At least the NFL channel has some actual games to talk about. Sirius’ agreement to be the exclusive satellite radio provider of the NHL hasn’t worked out so well. “From the face-off to the final horn, we’ve got you covered,” announces the Sirius Web site. “Check back here next season for the latest schedules.” Fans who tune in to Channel 125 each afternoon hoping to get an “extra shot of hockey talk with NHL Live!”—or hoping to hear some really sad Canandians—instead must make do with shows like World of Boating and Oval Track, a NASCAR show hosted by Tushar “T-Daddy” Saxena. (Saxena also co-hosts Da Fellas every Friday night at 7 p.m.—”Four regular guys talking sports, sex, and other topics.”)

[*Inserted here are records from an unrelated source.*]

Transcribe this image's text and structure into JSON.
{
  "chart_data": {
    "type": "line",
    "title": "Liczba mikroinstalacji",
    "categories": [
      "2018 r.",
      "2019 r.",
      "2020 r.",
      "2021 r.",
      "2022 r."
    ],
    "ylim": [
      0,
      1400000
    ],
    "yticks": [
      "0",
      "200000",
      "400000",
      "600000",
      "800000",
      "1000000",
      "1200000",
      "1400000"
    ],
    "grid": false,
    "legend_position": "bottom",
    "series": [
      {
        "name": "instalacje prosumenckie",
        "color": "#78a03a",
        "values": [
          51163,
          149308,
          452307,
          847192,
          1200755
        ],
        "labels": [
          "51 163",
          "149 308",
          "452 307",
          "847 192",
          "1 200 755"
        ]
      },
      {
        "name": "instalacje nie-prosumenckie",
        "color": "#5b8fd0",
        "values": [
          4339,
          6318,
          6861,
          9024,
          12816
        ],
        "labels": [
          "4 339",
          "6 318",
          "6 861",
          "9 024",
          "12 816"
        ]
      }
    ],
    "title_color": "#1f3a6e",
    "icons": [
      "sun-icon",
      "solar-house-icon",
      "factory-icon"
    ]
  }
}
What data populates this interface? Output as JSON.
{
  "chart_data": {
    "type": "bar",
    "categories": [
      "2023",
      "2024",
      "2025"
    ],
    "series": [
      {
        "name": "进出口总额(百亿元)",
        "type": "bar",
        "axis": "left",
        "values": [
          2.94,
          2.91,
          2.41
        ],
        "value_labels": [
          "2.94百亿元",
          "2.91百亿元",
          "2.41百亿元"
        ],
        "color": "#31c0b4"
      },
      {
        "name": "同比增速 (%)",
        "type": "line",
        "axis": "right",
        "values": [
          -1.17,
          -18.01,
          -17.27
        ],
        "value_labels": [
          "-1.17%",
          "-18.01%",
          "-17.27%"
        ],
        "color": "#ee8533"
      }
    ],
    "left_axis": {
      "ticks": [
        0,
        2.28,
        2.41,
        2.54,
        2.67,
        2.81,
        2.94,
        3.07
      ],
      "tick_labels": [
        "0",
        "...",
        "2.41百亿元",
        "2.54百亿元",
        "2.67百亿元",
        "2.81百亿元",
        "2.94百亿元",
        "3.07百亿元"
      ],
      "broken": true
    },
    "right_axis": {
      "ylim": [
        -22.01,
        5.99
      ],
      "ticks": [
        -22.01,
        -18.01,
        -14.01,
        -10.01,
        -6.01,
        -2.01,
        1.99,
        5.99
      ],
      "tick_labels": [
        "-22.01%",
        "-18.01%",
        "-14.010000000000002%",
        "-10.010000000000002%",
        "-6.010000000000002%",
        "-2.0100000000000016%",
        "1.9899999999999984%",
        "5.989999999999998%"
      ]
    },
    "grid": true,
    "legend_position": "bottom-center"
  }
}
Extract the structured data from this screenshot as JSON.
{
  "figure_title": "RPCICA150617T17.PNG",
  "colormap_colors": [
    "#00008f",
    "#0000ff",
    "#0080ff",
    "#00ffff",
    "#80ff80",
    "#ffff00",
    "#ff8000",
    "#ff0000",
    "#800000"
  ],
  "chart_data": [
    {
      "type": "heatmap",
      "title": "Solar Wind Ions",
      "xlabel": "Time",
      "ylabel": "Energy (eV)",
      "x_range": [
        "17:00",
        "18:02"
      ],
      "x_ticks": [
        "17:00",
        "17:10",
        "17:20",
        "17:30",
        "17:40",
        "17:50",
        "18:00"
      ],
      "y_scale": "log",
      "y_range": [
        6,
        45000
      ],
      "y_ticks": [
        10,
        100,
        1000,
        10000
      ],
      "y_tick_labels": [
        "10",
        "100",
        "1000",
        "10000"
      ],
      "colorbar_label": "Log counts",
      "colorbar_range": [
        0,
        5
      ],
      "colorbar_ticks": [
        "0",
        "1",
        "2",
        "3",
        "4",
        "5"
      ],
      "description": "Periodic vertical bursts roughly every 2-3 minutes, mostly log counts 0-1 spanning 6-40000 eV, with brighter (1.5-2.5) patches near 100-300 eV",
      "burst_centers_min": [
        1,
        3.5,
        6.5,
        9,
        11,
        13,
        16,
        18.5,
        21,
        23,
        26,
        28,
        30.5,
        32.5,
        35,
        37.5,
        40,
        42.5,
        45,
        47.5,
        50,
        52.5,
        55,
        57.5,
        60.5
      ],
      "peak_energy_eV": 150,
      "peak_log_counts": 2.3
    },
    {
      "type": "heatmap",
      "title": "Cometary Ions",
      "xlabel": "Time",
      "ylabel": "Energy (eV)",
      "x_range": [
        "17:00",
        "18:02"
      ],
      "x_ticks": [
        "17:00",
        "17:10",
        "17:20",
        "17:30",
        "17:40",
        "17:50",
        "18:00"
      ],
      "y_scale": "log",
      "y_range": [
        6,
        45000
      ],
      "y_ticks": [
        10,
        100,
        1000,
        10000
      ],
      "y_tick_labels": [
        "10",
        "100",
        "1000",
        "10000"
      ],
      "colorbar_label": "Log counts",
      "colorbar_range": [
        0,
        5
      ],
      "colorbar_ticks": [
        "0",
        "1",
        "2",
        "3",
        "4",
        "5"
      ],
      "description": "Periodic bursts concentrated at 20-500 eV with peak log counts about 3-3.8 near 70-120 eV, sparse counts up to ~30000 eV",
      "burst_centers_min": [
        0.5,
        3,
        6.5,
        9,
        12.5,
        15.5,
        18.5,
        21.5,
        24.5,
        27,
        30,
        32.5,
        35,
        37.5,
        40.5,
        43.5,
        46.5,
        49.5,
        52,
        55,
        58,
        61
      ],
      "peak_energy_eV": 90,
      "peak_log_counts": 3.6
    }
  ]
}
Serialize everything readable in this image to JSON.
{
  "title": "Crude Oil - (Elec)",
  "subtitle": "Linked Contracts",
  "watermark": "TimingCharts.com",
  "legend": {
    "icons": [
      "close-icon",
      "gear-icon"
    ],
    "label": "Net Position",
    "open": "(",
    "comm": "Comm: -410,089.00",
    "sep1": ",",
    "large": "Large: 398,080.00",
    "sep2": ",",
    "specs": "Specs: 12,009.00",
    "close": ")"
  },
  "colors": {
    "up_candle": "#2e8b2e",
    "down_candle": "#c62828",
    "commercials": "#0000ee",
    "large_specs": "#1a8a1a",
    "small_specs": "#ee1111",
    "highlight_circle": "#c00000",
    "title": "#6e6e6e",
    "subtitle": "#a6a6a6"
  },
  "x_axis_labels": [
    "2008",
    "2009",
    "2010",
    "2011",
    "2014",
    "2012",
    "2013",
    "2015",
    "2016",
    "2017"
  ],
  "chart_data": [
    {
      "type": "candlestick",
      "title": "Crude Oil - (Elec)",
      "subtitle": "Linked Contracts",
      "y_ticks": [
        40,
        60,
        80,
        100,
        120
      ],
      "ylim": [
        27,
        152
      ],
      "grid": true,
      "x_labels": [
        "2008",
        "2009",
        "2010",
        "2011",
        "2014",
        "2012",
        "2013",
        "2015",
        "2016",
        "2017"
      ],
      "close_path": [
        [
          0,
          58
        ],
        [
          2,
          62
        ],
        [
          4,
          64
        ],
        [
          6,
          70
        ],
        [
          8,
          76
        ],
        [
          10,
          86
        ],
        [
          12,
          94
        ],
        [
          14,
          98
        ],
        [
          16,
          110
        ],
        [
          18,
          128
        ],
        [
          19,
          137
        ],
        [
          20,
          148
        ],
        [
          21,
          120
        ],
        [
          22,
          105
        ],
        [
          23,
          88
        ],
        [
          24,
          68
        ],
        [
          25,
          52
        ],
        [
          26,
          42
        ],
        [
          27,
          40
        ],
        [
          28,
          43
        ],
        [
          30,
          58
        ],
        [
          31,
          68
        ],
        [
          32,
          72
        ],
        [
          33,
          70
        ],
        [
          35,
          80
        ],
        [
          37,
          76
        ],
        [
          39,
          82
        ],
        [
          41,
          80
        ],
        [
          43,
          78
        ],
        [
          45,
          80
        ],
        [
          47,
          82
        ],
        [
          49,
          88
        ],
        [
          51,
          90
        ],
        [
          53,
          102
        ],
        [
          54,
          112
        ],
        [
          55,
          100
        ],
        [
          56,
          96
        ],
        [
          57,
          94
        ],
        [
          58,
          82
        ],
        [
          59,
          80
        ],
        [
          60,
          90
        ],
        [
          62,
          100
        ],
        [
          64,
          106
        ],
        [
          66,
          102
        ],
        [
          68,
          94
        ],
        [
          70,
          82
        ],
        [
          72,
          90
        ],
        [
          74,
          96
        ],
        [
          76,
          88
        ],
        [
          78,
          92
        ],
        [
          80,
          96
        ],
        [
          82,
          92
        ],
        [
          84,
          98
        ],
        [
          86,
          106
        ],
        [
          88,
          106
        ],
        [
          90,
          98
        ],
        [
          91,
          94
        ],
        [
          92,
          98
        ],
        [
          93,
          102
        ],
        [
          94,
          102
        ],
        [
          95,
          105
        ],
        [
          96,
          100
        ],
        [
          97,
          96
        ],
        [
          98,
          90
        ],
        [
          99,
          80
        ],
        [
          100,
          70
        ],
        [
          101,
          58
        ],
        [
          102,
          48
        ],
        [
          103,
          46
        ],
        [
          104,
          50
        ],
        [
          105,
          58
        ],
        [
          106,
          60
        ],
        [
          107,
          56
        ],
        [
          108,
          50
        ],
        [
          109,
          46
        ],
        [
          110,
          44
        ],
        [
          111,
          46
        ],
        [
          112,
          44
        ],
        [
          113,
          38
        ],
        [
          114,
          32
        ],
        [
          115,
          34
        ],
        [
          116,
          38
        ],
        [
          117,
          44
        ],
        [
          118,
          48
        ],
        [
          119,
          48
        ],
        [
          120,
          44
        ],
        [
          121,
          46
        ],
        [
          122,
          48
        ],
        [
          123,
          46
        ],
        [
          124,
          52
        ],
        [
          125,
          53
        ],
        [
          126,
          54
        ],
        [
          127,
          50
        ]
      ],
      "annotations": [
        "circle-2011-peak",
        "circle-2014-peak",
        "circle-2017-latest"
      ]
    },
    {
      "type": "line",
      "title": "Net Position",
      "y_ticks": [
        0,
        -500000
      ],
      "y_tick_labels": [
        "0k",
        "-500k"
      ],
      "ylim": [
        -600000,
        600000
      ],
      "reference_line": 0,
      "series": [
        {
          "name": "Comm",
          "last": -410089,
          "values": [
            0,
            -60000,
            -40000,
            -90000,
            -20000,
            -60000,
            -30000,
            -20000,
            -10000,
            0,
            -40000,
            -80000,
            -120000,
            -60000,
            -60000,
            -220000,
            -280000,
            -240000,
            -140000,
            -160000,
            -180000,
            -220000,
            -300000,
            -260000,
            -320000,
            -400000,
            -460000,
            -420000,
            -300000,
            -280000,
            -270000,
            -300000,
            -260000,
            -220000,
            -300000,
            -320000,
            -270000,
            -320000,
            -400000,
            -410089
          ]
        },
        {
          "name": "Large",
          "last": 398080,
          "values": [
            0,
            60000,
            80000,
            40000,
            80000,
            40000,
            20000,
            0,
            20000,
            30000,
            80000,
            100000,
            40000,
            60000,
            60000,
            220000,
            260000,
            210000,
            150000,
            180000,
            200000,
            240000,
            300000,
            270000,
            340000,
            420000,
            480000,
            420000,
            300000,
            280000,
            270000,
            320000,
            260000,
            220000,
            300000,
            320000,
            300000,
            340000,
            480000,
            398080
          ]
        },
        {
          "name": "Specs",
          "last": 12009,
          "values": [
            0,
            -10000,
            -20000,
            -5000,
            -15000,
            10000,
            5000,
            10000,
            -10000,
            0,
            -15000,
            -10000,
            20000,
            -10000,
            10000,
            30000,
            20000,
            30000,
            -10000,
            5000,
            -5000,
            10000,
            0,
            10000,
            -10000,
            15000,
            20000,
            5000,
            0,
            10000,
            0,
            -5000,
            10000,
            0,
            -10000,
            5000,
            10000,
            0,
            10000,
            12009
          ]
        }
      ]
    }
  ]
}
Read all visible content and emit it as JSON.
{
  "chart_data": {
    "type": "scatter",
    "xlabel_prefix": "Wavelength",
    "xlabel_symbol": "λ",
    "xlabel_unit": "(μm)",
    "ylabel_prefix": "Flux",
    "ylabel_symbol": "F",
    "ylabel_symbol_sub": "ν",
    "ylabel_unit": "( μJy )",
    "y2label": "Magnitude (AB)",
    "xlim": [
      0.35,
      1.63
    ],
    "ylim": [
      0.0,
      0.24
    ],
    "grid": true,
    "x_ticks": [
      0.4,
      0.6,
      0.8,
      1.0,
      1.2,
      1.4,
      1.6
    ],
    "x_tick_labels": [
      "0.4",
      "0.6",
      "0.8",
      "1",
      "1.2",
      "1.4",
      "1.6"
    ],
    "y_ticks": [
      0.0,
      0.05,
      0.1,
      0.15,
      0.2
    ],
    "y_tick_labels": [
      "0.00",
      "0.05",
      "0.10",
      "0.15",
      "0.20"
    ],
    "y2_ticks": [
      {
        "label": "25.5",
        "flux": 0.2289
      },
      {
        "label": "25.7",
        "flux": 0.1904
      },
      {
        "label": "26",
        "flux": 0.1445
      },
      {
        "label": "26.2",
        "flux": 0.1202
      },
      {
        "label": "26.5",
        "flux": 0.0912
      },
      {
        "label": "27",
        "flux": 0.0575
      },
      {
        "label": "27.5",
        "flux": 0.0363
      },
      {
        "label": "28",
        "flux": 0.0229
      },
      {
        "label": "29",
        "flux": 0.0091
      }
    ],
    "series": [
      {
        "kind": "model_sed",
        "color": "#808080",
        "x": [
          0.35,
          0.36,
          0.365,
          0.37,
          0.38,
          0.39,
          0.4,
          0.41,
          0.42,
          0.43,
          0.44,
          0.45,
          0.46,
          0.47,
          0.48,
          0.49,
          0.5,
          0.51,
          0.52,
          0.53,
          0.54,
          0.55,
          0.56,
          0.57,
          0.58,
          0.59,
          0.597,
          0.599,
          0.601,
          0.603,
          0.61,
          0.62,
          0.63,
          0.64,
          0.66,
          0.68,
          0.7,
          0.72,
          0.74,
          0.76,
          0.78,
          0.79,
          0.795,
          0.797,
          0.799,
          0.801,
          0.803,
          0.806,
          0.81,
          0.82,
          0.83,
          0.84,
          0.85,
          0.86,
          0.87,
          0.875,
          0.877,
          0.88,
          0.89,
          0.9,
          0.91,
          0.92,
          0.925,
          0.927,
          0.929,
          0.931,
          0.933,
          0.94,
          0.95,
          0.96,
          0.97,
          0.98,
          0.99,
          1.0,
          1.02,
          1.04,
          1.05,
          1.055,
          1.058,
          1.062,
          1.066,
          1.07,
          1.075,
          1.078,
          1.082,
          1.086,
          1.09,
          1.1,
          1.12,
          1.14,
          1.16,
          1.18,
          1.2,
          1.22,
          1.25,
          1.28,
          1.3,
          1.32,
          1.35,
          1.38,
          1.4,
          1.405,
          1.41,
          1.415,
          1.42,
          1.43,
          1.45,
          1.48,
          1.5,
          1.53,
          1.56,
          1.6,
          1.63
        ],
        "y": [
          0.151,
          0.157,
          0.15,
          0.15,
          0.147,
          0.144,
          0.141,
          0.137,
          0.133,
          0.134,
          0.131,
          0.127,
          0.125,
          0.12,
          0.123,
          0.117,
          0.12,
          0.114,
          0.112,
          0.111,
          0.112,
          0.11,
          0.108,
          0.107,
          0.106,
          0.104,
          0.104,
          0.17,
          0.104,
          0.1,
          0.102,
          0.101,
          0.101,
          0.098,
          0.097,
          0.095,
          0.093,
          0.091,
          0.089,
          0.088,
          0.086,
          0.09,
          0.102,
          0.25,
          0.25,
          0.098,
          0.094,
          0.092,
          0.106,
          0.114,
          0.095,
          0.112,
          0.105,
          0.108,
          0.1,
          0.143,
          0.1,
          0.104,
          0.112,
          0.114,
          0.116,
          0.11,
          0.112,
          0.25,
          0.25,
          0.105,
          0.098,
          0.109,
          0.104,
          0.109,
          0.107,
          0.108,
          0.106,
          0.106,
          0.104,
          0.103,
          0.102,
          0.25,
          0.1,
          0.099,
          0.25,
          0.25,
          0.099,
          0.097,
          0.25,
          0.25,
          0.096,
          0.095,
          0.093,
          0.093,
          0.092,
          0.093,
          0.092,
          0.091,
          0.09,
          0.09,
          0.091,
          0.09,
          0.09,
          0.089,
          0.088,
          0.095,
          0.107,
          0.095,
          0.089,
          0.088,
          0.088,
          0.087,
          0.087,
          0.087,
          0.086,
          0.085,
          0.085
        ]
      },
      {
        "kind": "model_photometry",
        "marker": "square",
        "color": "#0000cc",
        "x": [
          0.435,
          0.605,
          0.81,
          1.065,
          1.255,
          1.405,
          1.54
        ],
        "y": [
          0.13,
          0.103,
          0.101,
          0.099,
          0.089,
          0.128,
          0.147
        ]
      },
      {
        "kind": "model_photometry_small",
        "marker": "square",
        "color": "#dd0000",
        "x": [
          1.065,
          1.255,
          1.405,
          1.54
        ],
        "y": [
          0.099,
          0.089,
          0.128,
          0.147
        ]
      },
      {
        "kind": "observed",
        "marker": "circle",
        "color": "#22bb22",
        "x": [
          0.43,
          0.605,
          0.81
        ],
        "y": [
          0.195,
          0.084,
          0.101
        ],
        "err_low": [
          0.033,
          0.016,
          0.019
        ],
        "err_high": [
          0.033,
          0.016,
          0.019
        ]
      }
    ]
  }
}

In the absence of the NHL, I’ve become addicted to Sirius’ more outdoorsy offerings. I can’t get enough of Out and About (Channel 122, Monday through Friday at 10 a.m.), which provides information about trekking tours and bowhunting (“in animal competitions, kills are worth more points than wounds”). I also love SCUBA Radio (Sunday at 7 p.m. on Channel 125), in which we’ll soon find out whether Greg the Divemaster passed his course and will become Greg the Instructor. At least I will—I get the strange idea that no one else is listening. The outdoor radio genre is somewhat contradictory—anyone really inclined to tune in will be too busy doing, you know, stuff outside. But that just makes a show like SCUBA Radio that much more intimate. It’s like I’m 6 again, under the covers with my own private radio.